Es ist der eine Moment, den Fußballfans in aller Welt inbrünstig herbeisehen. Der Augenblick, der alle persönlichen Emotionen in einer einzigen Situation bündelt und zum Explodieren bringt. So oder so ähnlich muss sich ein Vulkan kurz nach der Eruption fühlen, wenn das heiße Magma zerstörerisch in die luftigen Höhen schießt. Wenn der kritisch aufgestaute Druck an der Oberfläche schießt und im Nachgang bei Betrachtung der Bilder im TV, die glutwarme Masse den Berg herunterfließt und einen bildlichen Abdruck der Verzückung beim Fußballfan hinterlässt. Die ihn staunend, zugleich verstört und ungläubig vor Glück in den Sessel des Augenblickes drückt. Immer und immer wieder möchte er die eine Szene an den Bildschirmen sehen. Kann es selbst beim zwanzigsten Mal kaum fassen und betätigt erneut die Wiederholungstaste.

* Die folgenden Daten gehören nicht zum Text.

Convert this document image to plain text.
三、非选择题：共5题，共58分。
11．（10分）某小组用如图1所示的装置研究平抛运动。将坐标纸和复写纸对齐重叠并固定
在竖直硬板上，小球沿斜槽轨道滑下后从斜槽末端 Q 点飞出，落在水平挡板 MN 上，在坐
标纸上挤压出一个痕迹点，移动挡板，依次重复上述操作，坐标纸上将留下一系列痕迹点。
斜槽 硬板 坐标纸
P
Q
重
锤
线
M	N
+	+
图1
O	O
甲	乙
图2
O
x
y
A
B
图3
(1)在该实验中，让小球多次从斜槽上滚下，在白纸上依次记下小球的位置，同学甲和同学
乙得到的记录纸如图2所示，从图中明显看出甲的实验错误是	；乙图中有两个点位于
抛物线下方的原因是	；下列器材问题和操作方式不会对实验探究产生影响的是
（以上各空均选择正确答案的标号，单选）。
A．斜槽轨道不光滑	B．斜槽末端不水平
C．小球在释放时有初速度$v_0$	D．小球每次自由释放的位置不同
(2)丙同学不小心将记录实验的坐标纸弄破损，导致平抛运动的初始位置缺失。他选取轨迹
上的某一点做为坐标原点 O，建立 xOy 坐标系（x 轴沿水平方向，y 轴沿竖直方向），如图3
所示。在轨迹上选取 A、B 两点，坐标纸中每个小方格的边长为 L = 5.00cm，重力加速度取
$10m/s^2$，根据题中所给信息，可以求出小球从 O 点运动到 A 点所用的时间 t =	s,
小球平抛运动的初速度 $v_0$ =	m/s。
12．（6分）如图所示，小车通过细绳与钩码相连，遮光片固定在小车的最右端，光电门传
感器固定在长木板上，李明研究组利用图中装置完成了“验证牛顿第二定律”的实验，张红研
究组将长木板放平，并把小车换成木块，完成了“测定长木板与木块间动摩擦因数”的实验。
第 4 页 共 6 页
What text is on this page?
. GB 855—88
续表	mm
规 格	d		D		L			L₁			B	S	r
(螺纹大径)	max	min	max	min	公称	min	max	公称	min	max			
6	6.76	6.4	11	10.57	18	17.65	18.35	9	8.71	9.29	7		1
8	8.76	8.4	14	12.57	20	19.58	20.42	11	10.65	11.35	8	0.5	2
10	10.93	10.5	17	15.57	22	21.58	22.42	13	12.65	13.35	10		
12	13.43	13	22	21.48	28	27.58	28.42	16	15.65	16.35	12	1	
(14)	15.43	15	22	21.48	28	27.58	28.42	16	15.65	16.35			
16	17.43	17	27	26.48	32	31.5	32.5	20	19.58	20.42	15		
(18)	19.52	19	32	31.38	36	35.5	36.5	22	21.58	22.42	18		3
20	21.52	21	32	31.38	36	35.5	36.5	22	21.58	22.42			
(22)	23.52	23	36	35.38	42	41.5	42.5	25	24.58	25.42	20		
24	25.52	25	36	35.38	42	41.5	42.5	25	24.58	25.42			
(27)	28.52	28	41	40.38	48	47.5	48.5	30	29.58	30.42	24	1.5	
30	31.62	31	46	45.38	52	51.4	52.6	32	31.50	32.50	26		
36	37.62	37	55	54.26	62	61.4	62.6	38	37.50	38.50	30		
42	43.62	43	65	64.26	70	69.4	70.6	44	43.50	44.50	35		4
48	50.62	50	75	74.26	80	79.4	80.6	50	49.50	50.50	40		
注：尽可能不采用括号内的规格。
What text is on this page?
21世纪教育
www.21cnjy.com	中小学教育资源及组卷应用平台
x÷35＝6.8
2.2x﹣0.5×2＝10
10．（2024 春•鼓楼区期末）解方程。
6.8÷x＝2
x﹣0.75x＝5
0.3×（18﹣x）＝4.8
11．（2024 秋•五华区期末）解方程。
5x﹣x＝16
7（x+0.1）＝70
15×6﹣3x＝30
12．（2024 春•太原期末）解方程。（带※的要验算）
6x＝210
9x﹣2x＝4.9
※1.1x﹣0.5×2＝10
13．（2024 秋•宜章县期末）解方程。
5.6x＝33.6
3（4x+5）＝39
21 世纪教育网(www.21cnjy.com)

Vor wenigen Wochen hat einer dieser Vulkanausbrüche Rio de Janeiro getroffen, als Flamengo, ähnlich Manchester United 1999 gegen die Bayern, in letzter Sekunde den großen Pokal Südamerikas  nach Brasilien holte. Fantastische Momente für die Ewigkeit und meistens passieren diese Szenen kurz vor Abpfiff eine Partie. Du liegst zurück, oder du spielst schlecht, keiner kann sich das wirklich  erklären. Du stehst da voller Fußballfieber in deiner Kurve zwischen Zittern, Sehnsucht, Hoffen und Bangen. Du hast dich mit dem 0:0 längst abgefunden, brennst schon für die nächsten Aufgaben deines Vereins, als urplötzlich Unfassbares passiert und du ohne erkennbaren Ansatz auf die höchste Stufe der Fußballekstase gebeamt wirst. Jahrelang hast du genau auf dieses eine Tor gewartet, hast es dir in einer Selbstverständlichkeit gewünscht, wie deine Kinder sich jedes Jahr die besten Weihnachtsgeschenke der Welt erwünschen – und selten bekommen. Du wartest und wartest, viele Jahre, jedes Mal neunzig Minuten und ein bisschen mehr.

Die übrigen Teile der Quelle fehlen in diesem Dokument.